During his Saturday Tweetfest, Trump encouraged all social media companies to let everybody participate, good and bad, adding that while news networks like MSNBC and CNN are “fake news,” he doesn’t “ask that their sick behavior be removed.” Trump wrote, “I get used to it and watch with a grain of salt, or don’t watch at all.”
There you have it, Donald Trump, the champion of free speech! One tweet even suggested that the social media company’s policy should be to allow all speech, declaring “we will just have to figure it out.” Never mind his relentless attacks on speech he disagrees with or news outlets that report unfavorable news stories about him. How many times has President Trump suggested that those fake mainstream media networks should have their operating licenses revoked? What about him suggesting reporters, who are presumably the enemy of the people, should have their credentials taken away? Hypocrisy? Evidently, it’s not censorship when POTUS thinks it necessary. It’s nothing personal, Trump merely prefers the alternative facts Alex Jones provides, where the truth is not the truth, over any story that is unflattering to his administration. Up until pulling Brennan’s security clearance, he has done little other than to voice his frustration and anger. He has threatened libel but filed no lawsuits. He has threatened to pull other’s clearances, including Phillip Mudd and Bruce Ohr, but has not done so yet. And he uses Fox News, particularly Fox & Friends, as his personal soapbox for free expression.

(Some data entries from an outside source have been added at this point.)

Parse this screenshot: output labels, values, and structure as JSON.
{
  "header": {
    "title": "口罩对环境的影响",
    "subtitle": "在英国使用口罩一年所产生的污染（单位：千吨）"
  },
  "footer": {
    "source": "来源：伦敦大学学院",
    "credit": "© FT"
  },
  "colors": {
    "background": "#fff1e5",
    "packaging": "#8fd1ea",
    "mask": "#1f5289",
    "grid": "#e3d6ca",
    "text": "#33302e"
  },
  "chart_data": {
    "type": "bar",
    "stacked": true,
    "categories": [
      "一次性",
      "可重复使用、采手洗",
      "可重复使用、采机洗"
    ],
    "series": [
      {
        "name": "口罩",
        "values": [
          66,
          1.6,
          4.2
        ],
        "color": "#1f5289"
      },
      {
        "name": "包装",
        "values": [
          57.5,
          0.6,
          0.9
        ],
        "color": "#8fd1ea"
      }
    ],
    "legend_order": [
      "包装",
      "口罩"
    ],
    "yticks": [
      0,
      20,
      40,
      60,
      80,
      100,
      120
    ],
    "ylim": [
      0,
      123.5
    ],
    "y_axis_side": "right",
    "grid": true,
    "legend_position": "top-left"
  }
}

Free speech and the First Amendment carry more weight than a president that says, “do as I say not as I do.” The president represents the U.S. government which is subservient to the U.S. Constitution that protects speech and allows the petitioning of the government for redress of grievances, often in the form of politically oppositional speech. Trump may not like the opinion of Brennan, Mudd, or Ohr…but they are entitled to their opinion. Facebook, Twitter, Apple, and Spotify are private companies, and thus can abridge free speech that they feel violates their terms of use. Perhaps, before preaching about censorship, President Trump should be a little more consistent and a bit less hypocritical by doing as the Constitution says, and not as he’s done in the past.